The system utilizes a centralized user database to manage identities effectively. • Centralized Management: Roles and permissions are updated in one location, propagating instantly. • Directory Concept: Users are grouped logically based on roles, simplifying access control enforcement and auditing.

Biometric Authentication (Conceptual)

Biometrics utilize unique physical characteristics (fingerprint, facial recognition) for irrefutable identity verification. Project Scope: Studied via simulation as an additional security layer to complement passwords and tokens.
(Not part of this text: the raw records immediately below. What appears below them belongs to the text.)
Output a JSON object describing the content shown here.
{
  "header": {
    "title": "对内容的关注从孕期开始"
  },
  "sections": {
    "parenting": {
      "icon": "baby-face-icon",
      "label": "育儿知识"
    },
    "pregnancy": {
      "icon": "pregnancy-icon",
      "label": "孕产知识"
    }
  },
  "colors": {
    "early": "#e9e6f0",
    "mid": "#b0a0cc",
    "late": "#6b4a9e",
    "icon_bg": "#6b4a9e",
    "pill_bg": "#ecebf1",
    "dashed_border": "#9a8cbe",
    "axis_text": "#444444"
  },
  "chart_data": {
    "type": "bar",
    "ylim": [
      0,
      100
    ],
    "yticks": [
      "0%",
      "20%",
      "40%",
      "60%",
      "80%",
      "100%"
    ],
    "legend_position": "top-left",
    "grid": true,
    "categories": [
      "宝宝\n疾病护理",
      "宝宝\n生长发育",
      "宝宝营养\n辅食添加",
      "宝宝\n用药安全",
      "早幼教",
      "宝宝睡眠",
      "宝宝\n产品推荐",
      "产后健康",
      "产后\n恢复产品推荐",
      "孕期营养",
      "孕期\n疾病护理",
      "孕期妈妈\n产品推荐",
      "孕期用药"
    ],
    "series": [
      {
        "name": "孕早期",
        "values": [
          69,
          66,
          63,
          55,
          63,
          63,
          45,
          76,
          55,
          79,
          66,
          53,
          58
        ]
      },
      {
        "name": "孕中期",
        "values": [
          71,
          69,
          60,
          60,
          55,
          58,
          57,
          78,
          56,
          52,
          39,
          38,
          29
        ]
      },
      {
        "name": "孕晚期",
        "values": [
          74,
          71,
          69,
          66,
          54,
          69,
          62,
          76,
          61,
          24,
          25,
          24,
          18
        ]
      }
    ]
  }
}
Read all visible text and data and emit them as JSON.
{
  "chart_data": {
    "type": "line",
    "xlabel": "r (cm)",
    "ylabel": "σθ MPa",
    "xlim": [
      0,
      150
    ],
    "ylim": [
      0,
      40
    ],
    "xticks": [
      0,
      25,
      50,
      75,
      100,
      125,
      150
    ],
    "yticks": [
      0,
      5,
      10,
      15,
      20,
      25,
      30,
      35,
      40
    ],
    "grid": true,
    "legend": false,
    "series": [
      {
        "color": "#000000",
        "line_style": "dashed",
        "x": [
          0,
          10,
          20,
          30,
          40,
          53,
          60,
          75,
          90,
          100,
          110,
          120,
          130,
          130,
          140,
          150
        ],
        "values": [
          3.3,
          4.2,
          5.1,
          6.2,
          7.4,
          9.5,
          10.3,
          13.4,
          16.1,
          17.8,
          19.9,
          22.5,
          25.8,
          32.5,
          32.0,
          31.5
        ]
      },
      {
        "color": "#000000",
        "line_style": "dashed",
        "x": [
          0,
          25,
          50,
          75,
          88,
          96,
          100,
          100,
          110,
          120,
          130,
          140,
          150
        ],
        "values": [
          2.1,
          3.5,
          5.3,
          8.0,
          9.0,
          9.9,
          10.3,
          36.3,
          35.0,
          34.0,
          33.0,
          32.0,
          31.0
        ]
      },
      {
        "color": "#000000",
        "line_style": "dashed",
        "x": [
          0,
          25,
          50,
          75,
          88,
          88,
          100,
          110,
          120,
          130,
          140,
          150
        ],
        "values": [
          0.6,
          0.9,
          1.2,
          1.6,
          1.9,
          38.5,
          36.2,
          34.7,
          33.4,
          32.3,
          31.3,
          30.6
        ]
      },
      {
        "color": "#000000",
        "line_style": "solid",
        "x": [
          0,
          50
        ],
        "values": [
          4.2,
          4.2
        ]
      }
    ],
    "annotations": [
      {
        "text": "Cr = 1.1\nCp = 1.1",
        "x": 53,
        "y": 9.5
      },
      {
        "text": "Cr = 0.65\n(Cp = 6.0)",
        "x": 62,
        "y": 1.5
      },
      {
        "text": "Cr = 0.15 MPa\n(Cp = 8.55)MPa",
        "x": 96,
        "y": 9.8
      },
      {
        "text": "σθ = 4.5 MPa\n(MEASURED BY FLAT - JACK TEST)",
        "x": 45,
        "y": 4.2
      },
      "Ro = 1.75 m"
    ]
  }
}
It offers a high degree of identity assurance.

Security Benefits & Outcomes

Outcomes: • Stronger user authentication significantly lowers breach probability. • Reduced unauthorized access through layered security. • Improved identity verification and granular access control management.

Conclusion

Authentication and access control are critical for modern application security.

Multi-layer authentication (MFA) significantly reduces surface area for attacks.

Proper access control (RBAC) mitigates insider threats and limits exposure.

The project successfully demonstrates a practical, secure login implementation.

Personal Reflection

"This project struck a balance between theory and practice. While understanding OAuth and MFA integration was challenging, it clarified how modern applications secure identity. Overall, this assignment strengthened my grasp of Access Control and Identity Management, foundational pillars of Cybersecurity."